Active Set for a SCROLL Cursor

All the rows in the active set for a SCROLL cursor must be retained until the cursor closes because the database server cannot be sure which row the program will ask for next.

Most frequently, the database server implements the active set of a scroll cursor as a temporary table. The database server might not fill this table immediately, however (unless it created a temporary table to process the query). Usually it creates the temporary table when the cursor is opened. Then, the first time a row is fetched, the database server copies it into the temporary table and returns it to the program. When a row is fetched for a second time, it can be taken from the temporary table. This scheme uses the fewest resources, in the event that the program abandons the query before it fetches all the rows. Rows that are never fetched are not created or saved.

Active Set and Concurrency

When only one program is using a database, the members of the active set cannot change. This situation describes most personal computers, and it is the easiest situation to think about. But some programs must be designed for use in a multiprogramming system, where two, three, or dozens of different programs can work on the same tables simultaneously.

When other programs can update the tables while your cursor is open, the idea of the active set becomes less useful. Your program can see only one row of data at a time, but all other rows in the table can be changing.

In the case of a simple query, when the database server holds only one row of the active set, any other row can change. The instant after your program fetches a row, another program can delete the same row, or update it so that if it is examined again, it is no longer part of the active set.

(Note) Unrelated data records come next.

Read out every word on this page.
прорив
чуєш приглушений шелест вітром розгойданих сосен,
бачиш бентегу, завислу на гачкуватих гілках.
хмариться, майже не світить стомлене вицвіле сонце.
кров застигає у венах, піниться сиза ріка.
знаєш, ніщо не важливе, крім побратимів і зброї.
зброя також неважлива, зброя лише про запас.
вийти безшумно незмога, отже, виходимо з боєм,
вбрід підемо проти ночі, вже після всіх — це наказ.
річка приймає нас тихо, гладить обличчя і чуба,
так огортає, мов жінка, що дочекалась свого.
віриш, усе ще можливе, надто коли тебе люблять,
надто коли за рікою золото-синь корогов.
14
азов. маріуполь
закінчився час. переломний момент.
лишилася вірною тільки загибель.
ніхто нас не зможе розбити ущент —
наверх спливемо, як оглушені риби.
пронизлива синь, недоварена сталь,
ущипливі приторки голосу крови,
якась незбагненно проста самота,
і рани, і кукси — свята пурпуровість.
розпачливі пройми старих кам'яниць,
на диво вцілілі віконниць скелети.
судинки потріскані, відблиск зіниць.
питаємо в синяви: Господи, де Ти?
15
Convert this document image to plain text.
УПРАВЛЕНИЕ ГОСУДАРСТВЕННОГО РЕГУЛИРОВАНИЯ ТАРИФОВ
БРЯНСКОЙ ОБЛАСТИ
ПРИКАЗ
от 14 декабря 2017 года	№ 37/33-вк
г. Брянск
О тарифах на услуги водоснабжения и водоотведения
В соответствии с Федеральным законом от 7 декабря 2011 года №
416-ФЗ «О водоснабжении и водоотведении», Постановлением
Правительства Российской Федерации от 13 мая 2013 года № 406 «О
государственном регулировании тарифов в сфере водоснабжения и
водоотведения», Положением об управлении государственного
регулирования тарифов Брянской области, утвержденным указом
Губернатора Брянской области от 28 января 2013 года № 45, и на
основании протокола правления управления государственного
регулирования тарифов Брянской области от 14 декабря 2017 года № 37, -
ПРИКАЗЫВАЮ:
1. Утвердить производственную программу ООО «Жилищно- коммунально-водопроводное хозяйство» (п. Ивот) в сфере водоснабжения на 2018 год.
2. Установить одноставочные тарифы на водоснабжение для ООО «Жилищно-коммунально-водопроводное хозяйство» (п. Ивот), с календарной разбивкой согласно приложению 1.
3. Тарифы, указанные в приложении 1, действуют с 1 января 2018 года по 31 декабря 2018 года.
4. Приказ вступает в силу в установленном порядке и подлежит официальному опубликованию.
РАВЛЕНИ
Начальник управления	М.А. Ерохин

When the active set, or part of it, is saved in a temporary table, stale data can present a problem. That is, the rows in the actual tables from which the active-set rows are derived can change. If they do, some of the active-set rows no longer reflect the current table contents.

These ideas seem unsettling at first, but as long as your program only reads the data, stale data does not exist, or rather, all data is equally stale. The active set is a snapshot of the data as it is at one moment. A row is different the next day; it does not matter if it is also different in the next millisecond. To put it another way, no practical difference exists between changes that occur while the program is running and changes that are saved and applied the instant that the program terminates.

The only time that stale data can cause a problem is when the program intends to use the input data to modify the same database; for example, when a banking application must read an account balance, change it, and write it back. Modifying Data Through SQL Programs discusses programs that modify data.